If you have tears, prepare to shed them now. Should the UK’s tax-savvy entrepreneurs be made to pay more, then they will all flee the country. Well, you can hardly blame a trade body for sticking up for its trade, but the pre-emptive strike from the British Private Equity & Venture Capital Association to the hint of reforms to capital gains tax is, like so many of its members, a bit rich.
The real gravy in the private equity game is the so-called “carried interest”, essentially a punt on a deal turning out as good as hoped, and which can yield multiples of the six-figure basic salaries that come up with the rations for participants. Carried interest is treated as capital gain, rather than income, and so is taxed at 28%, rather than the 45% top rate of income tax.
Apparently, the boundary between income and capital tax rates “is conceptually drawn in the right place,” in the opinion of the BVCA in a private paper. Others disagreed. The Financial Times’ report of it this week produced 435 responses, mostly varying from slightly cross to spitting tacks. As some of them pointed out, to call carried interest a capital gain is something of a stretch, since there is often no capital at risk in the first place.
The BVCA is right to be apprehensive about whether the Office of Tax Simplification will look hard at the treatment of this clear anomaly, since the chancellor will know all about it from his time in the City. The practice is often dressed up as an incentive for entrepreneurs to take big risks in the hope of creating valuable businesses, but much more frequently is a pass-the-parcel game between private equity groups, using state-of-the-art financial engineering. Venture Capital Trusts, which really do back small businesses, are of little interest to the private equity kings.
The BVCA made similar arguments about damage when the rate on carried interest was raised from 18% to 28%. Since then, the industry has boomed. Today. the challenge for most private equity groups is finding suitable homes for their “dry powder”, capital committed for them to invest. If ever there was a suitable moment to deal with this anomaly, now is surely it.
The Help To Buy con trick
Look, we’ve got it all wrong on Help to Buy. Some of us uncharitable writers dubbed it Help to Buy Builders’ Yachts, as the subsidy allowed them to double their profit margins on new houses sold under the scheme. But it seems everyone can be a winner.
Homes England, the government agency in charge, has advanced £16bn since that nice George Osborne started the scheme in 2013. Apparently, it will recoup all that money by 2032, and make a profit for the taxpayer by the time all the loans have been paid off in 2048.
This is truly magical economics: 272,852 happy homeowners up to last March, builders becoming rich beyond the dreams of avarice, and a profit for the taxpayer. What could possibly go wrong? Ah, say those spoilsports at the National Audit Office, what if house prices are not, after all, on a stairway to heaven?

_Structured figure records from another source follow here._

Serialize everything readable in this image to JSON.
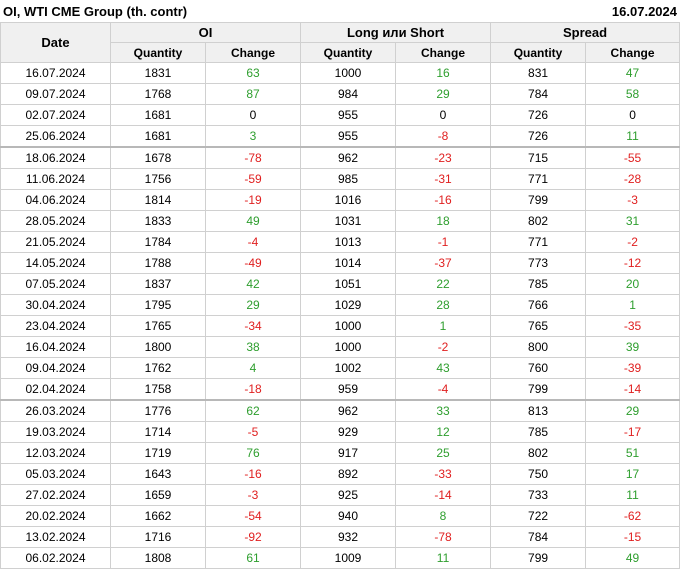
{
  "header": {
    "title": "OI, WTI CME Group (th. contr)",
    "date": "16.07.2024"
  },
  "table": {
    "date_header": "Date",
    "groups": [
      {
        "name": "OI",
        "columns": [
          "Quantity",
          "Change"
        ]
      },
      {
        "name": "Long или Short",
        "columns": [
          "Quantity",
          "Change"
        ]
      },
      {
        "name": "Spread",
        "columns": [
          "Quantity",
          "Change"
        ]
      }
    ],
    "positive_color": "#2e9e2e",
    "negative_color": "#e02020",
    "rows": [
      [
        "16.07.2024",
        1831,
        63,
        1000,
        16,
        831,
        47
      ],
      [
        "09.07.2024",
        1768,
        87,
        984,
        29,
        784,
        58
      ],
      [
        "02.07.2024",
        1681,
        0,
        955,
        0,
        726,
        0
      ],
      [
        "25.06.2024",
        1681,
        3,
        955,
        -8,
        726,
        11
      ],
      [
        "18.06.2024",
        1678,
        -78,
        962,
        -23,
        715,
        -55
      ],
      [
        "11.06.2024",
        1756,
        -59,
        985,
        -31,
        771,
        -28
      ],
      [
        "04.06.2024",
        1814,
        -19,
        1016,
        -16,
        799,
        -3
      ],
      [
        "28.05.2024",
        1833,
        49,
        1031,
        18,
        802,
        31
      ],
      [
        "21.05.2024",
        1784,
        -4,
        1013,
        -1,
        771,
        -2
      ],
      [
        "14.05.2024",
        1788,
        -49,
        1014,
        -37,
        773,
        -12
      ],
      [
        "07.05.2024",
        1837,
        42,
        1051,
        22,
        785,
        20
      ],
      [
        "30.04.2024",
        1795,
        29,
        1029,
        28,
        766,
        1
      ],
      [
        "23.04.2024",
        1765,
        -34,
        1000,
        1,
        765,
        -35
      ],
      [
        "16.04.2024",
        1800,
        38,
        1000,
        -2,
        800,
        39
      ],
      [
        "09.04.2024",
        1762,
        4,
        1002,
        43,
        760,
        -39
      ],
      [
        "02.04.2024",
        1758,
        -18,
        959,
        -4,
        799,
        -14
      ],
      [
        "26.03.2024",
        1776,
        62,
        962,
        33,
        813,
        29
      ],
      [
        "19.03.2024",
        1714,
        -5,
        929,
        12,
        785,
        -17
      ],
      [
        "12.03.2024",
        1719,
        76,
        917,
        25,
        802,
        51
      ],
      [
        "05.03.2024",
        1643,
        -16,
        892,
        -33,
        750,
        17
      ],
      [
        "27.02.2024",
        1659,
        -3,
        925,
        -14,
        733,
        11
      ],
      [
        "20.02.2024",
        1662,
        -54,
        940,
        8,
        722,
        -62
      ],
      [
        "13.02.2024",
        1716,
        -92,
        932,
        -78,
        784,
        -15
      ],
      [
        "06.02.2024",
        1808,
        61,
        1009,
        11,
        799,
        49
      ]
    ]
  }
}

They worry that homeowners could find the house worth less than the debt they (and it) carry, and that the taxpayer “could lose out significantly.”
Greg Fitzgerald is the veteran brought in to rescue Bovis Homes from its own incompetence. He changed the company name to Vistry, and this week revealed the first results of his management, but he told The Times: “This will be my first downturn, if it ever turns into one on the housing side, where the government has a huge stake in the housebuilding market.”
Second hand sales do not attract HTB, so will the secondhand buyers pay up? Who will homeowners who have effectively paid a premium going to blame if negative equity looms? The answer, of course, is the government. We have come so far down this road that the political cost of allowing the much-needed bear market in housing is always going to be too great. Or, as Mr Fitzgerald puts it: “I just question whether the entire housing market is too big to fail.”
Alors Aviva!
There are, according to Les Echoes, three serious buyers for the French businesses of Aviva, the insurance company that has successfully resisted all efforts to make it perform. The shares have twitched up this week on the hope that this time it’s different.
Well, maybe. The serious buyers will, we hope, have done their homework on a young man called Max-Hervé George. If they have not, they might like to look at Dan McCrum’s interview in the FT. Mr George, you see, has the ability to trade today on yesterday’s prices, thus allowing him a guaranteed profit.
This is a hangover from a different era, where his father spotted the potential in the Fixed Price Arbitrage Life Insurance contract offered by a company that was subsequently absorbed into Aviva France. The contract allowed investors to switch from one fund to another at week-old prices.
Running it is a full-time job, since Aviva has made the process as difficult as possible, up to and including law suits, but there seems no limit to the (risk-free) returns his contract could bring him. It is well past the point of negotiating a suitable settlement for his money machine, but better late than never.